Wise people will tell you it’s a good idea to pick your fights in this world. In the case of the combatants in the Fourth Annual White Collar boxing event in Red Deer, the fight is picked for you – sort of.
Colin Acheson, a coach at the Red Deer and District Boxing Club said the organizers are very careful about how they match up these novice fighters, making sure nobody has a huge advantage at the end of training.
“The rules of Boxing Canada state boxers must be within a certain number of years of age of each other. They must be within a certain amount of weight and they must have the same amount of experience.”

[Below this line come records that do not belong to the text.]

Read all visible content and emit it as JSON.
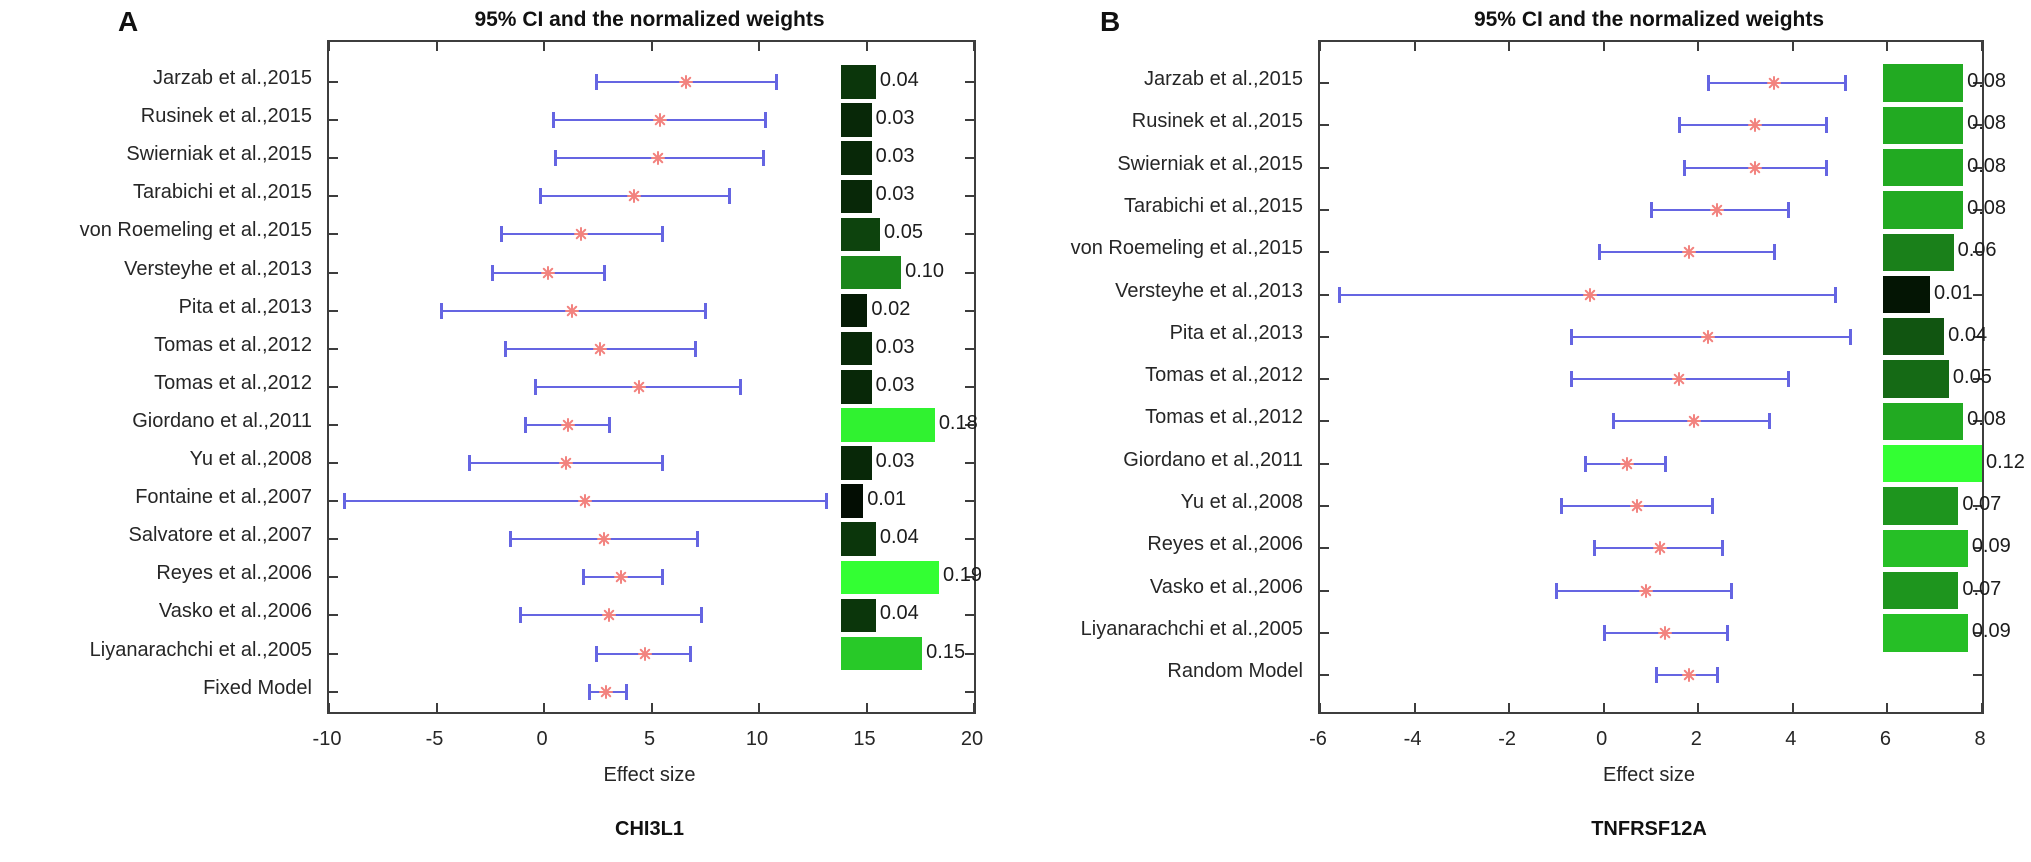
{
  "figure_caption": "95% CI and the normalized weights forest plots",
  "background_color": "#ffffff",
  "error_bar_color": "#6565e2",
  "marker_color": "#f2837f",
  "chart_data": [
    {
      "type": "forest",
      "panel_letter": "A",
      "title": "95% CI and the normalized weights",
      "xlabel": "Effect size",
      "gene_label": "CHI3L1",
      "xlim": [
        -10,
        20
      ],
      "xticks": [
        -10,
        -5,
        0,
        5,
        10,
        15,
        20
      ],
      "legend": "bar brightness proportional to normalized weight",
      "studies": [
        {
          "label": "Jarzab et al.,2015",
          "ci_low": 2.4,
          "effect": 6.6,
          "ci_high": 10.8,
          "weight": 0.04,
          "bar_color": "#0b360b"
        },
        {
          "label": "Rusinek et al.,2015",
          "ci_low": 0.4,
          "effect": 5.4,
          "ci_high": 10.3,
          "weight": 0.03,
          "bar_color": "#082808"
        },
        {
          "label": "Swierniak et al.,2015",
          "ci_low": 0.5,
          "effect": 5.3,
          "ci_high": 10.2,
          "weight": 0.03,
          "bar_color": "#082808"
        },
        {
          "label": "Tarabichi et al.,2015",
          "ci_low": -0.2,
          "effect": 4.2,
          "ci_high": 8.6,
          "weight": 0.03,
          "bar_color": "#082808"
        },
        {
          "label": "von Roemeling et al.,2015",
          "ci_low": -2.0,
          "effect": 1.7,
          "ci_high": 5.5,
          "weight": 0.05,
          "bar_color": "#0d430d"
        },
        {
          "label": "Versteyhe et al.,2013",
          "ci_low": -2.4,
          "effect": 0.2,
          "ci_high": 2.8,
          "weight": 0.1,
          "bar_color": "#1b861b"
        },
        {
          "label": "Pita et al.,2013",
          "ci_low": -4.8,
          "effect": 1.3,
          "ci_high": 7.5,
          "weight": 0.02,
          "bar_color": "#051b05"
        },
        {
          "label": "Tomas et al.,2012",
          "ci_low": -1.8,
          "effect": 2.6,
          "ci_high": 7.0,
          "weight": 0.03,
          "bar_color": "#082808"
        },
        {
          "label": "Tomas et al.,2012",
          "ci_low": -0.4,
          "effect": 4.4,
          "ci_high": 9.1,
          "weight": 0.03,
          "bar_color": "#082808"
        },
        {
          "label": "Giordano et al.,2011",
          "ci_low": -0.9,
          "effect": 1.1,
          "ci_high": 3.0,
          "weight": 0.18,
          "bar_color": "#30f230"
        },
        {
          "label": "Yu et al.,2008",
          "ci_low": -3.5,
          "effect": 1.0,
          "ci_high": 5.5,
          "weight": 0.03,
          "bar_color": "#082808"
        },
        {
          "label": "Fontaine et al.,2007",
          "ci_low": -9.3,
          "effect": 1.9,
          "ci_high": 13.1,
          "weight": 0.01,
          "bar_color": "#030d03"
        },
        {
          "label": "Salvatore et al.,2007",
          "ci_low": -1.6,
          "effect": 2.8,
          "ci_high": 7.1,
          "weight": 0.04,
          "bar_color": "#0b360b"
        },
        {
          "label": "Reyes et al.,2006",
          "ci_low": 1.8,
          "effect": 3.6,
          "ci_high": 5.5,
          "weight": 0.19,
          "bar_color": "#33ff33"
        },
        {
          "label": "Vasko et al.,2006",
          "ci_low": -1.1,
          "effect": 3.0,
          "ci_high": 7.3,
          "weight": 0.04,
          "bar_color": "#0b360b"
        },
        {
          "label": "Liyanarachchi et al.,2005",
          "ci_low": 2.4,
          "effect": 4.7,
          "ci_high": 6.8,
          "weight": 0.15,
          "bar_color": "#28c928"
        },
        {
          "label": "Fixed Model",
          "ci_low": 2.1,
          "effect": 2.9,
          "ci_high": 3.8,
          "weight": null,
          "bar_color": null
        }
      ]
    },
    {
      "type": "forest",
      "panel_letter": "B",
      "title": "95% CI and the normalized weights",
      "xlabel": "Effect size",
      "gene_label": "TNFRSF12A",
      "xlim": [
        -6,
        8
      ],
      "xticks": [
        -6,
        -4,
        -2,
        0,
        2,
        4,
        6,
        8
      ],
      "legend": "bar brightness proportional to normalized weight",
      "studies": [
        {
          "label": "Jarzab et al.,2015",
          "ci_low": 2.2,
          "effect": 3.6,
          "ci_high": 5.1,
          "weight": 0.08,
          "bar_color": "#22aa22"
        },
        {
          "label": "Rusinek et al.,2015",
          "ci_low": 1.6,
          "effect": 3.2,
          "ci_high": 4.7,
          "weight": 0.08,
          "bar_color": "#22aa22"
        },
        {
          "label": "Swierniak et al.,2015",
          "ci_low": 1.7,
          "effect": 3.2,
          "ci_high": 4.7,
          "weight": 0.08,
          "bar_color": "#22aa22"
        },
        {
          "label": "Tarabichi et al.,2015",
          "ci_low": 1.0,
          "effect": 2.4,
          "ci_high": 3.9,
          "weight": 0.08,
          "bar_color": "#22aa22"
        },
        {
          "label": "von Roemeling et al.,2015",
          "ci_low": -0.1,
          "effect": 1.8,
          "ci_high": 3.6,
          "weight": 0.06,
          "bar_color": "#1a801a"
        },
        {
          "label": "Versteyhe et al.,2013",
          "ci_low": -5.6,
          "effect": -0.3,
          "ci_high": 4.9,
          "weight": 0.01,
          "bar_color": "#041504"
        },
        {
          "label": "Pita et al.,2013",
          "ci_low": -0.7,
          "effect": 2.2,
          "ci_high": 5.2,
          "weight": 0.04,
          "bar_color": "#115511"
        },
        {
          "label": "Tomas et al.,2012",
          "ci_low": -0.7,
          "effect": 1.6,
          "ci_high": 3.9,
          "weight": 0.05,
          "bar_color": "#156a15"
        },
        {
          "label": "Tomas et al.,2012",
          "ci_low": 0.2,
          "effect": 1.9,
          "ci_high": 3.5,
          "weight": 0.08,
          "bar_color": "#22aa22"
        },
        {
          "label": "Giordano et al.,2011",
          "ci_low": -0.4,
          "effect": 0.5,
          "ci_high": 1.3,
          "weight": 0.12,
          "bar_color": "#33ff33"
        },
        {
          "label": "Yu et al.,2008",
          "ci_low": -0.9,
          "effect": 0.7,
          "ci_high": 2.3,
          "weight": 0.07,
          "bar_color": "#1e951e"
        },
        {
          "label": "Reyes et al.,2006",
          "ci_low": -0.2,
          "effect": 1.2,
          "ci_high": 2.5,
          "weight": 0.09,
          "bar_color": "#26bf26"
        },
        {
          "label": "Vasko et al.,2006",
          "ci_low": -1.0,
          "effect": 0.9,
          "ci_high": 2.7,
          "weight": 0.07,
          "bar_color": "#1e951e"
        },
        {
          "label": "Liyanarachchi et al.,2005",
          "ci_low": 0.0,
          "effect": 1.3,
          "ci_high": 2.6,
          "weight": 0.09,
          "bar_color": "#26bf26"
        },
        {
          "label": "Random Model",
          "ci_low": 1.1,
          "effect": 1.8,
          "ci_high": 2.4,
          "weight": null,
          "bar_color": null
        }
      ]
    }
  ]
}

The first card was held in 2009 at the Capri Hotel (now the Sheraton Red Deer) in the event centre under the guidance of Steve Boisson but it has certainly grown in stature over the years evidenced by the sold out status of this years’ brawl Nov. 16th at the Harvest Centre.

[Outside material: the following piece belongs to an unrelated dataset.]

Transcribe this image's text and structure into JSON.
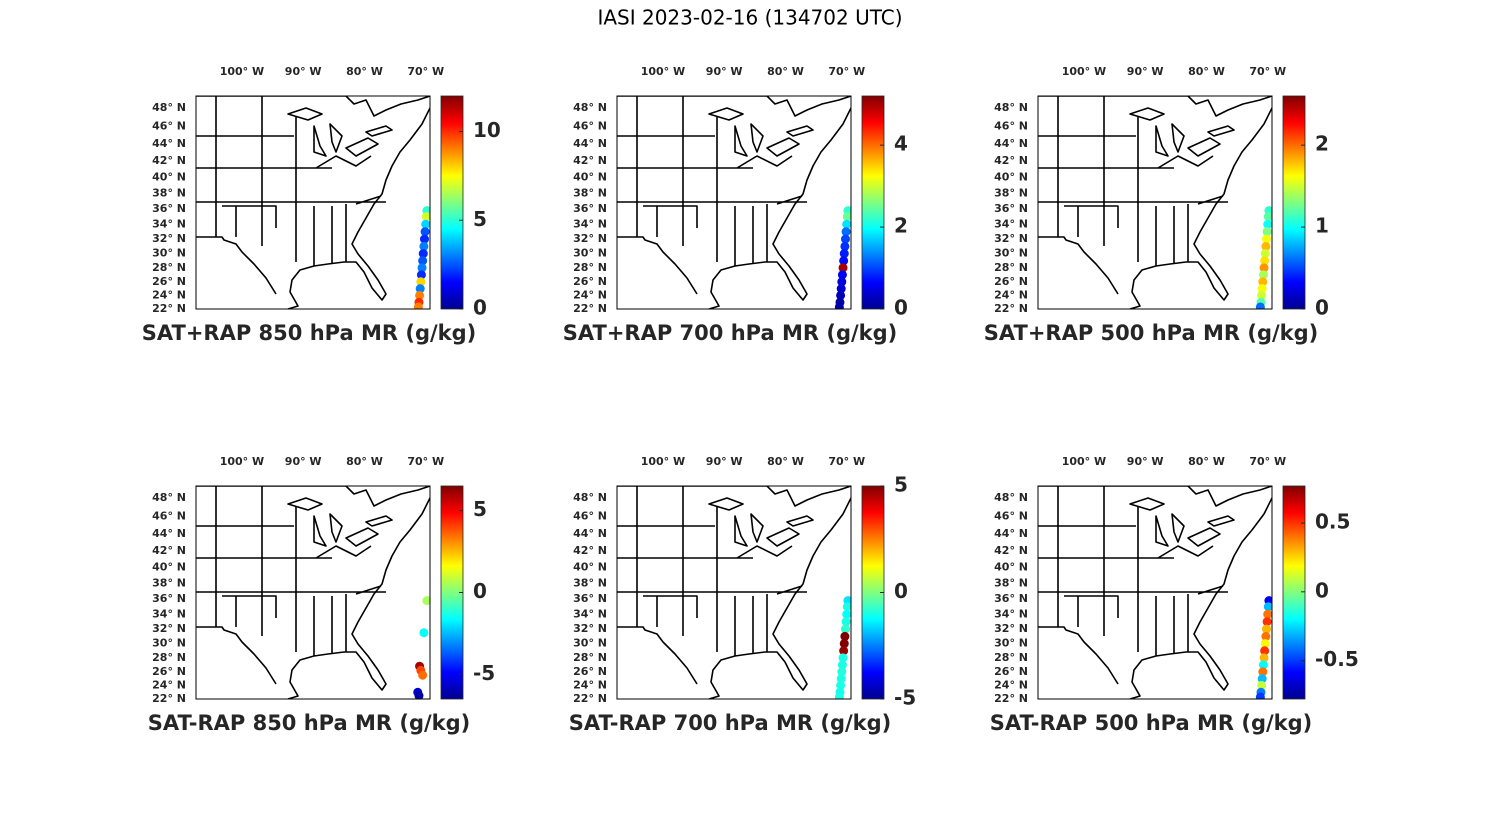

“It’s because of the effort he put in over the past three years that we are able to sell it to corporate Red Deer,” he said.
There will be four white collar bouts with the main event featuring a pair of local, everyday guys in PJ Swales, the athletics and marketing coordinator at Red Deer College exchanging punches with local firefighter Ken Boniface.
The night involves boxers with little or no experience in the sweet science and has sparked an interest in the sport, generally from a somewhat specific demographic.
“Usually older fellows that always wondered how they would do if they had a chance to get into the ring,” he said.
After a tough 12 week training regimen the fighters are ready to rumble, said Acheson. “It’s amazing how far they’ve come.”
Even so, this event isn’t geared towards discovering the next big name in the boxing world, he said.
Although there are a couple of national and international champions which have climbed the basement stairs of the Club such as Arash Usmanee and Cam O’Connell, someone who would likely follow in their shoes won’t come from this group.
“This is to come in and train for 12 weeks and strut your stuff in front of your family, friends and co-workers,” said Acheson.
Money raised at the event goes to Young Adult Cancer Canada for research and the Boxing Club will use its portion for maintenance of the club and purchasing equipment.
“We’ve got an awful lot of great equipment but the kids go through it in a hurry,” said Acheson. “Sparring gloves get worn out, head gear gets worn out, the uniforms get worn out.”
The organization also needs money to transport the younger, competitive fighters in the Club to events around the province.
Club fees run $40 per month and Acheson said there are no contracts to sign and all are welcome.
“If you don’t have the money, we’ve never turned anyone away. You’ll be expected to wash out a spit bucket or something worse than that but nobody’s turned away because they haven’t got the money and we’re pretty proud of that.”
That approach might be what makes the science of boxing sweet, at least in the case of the local club.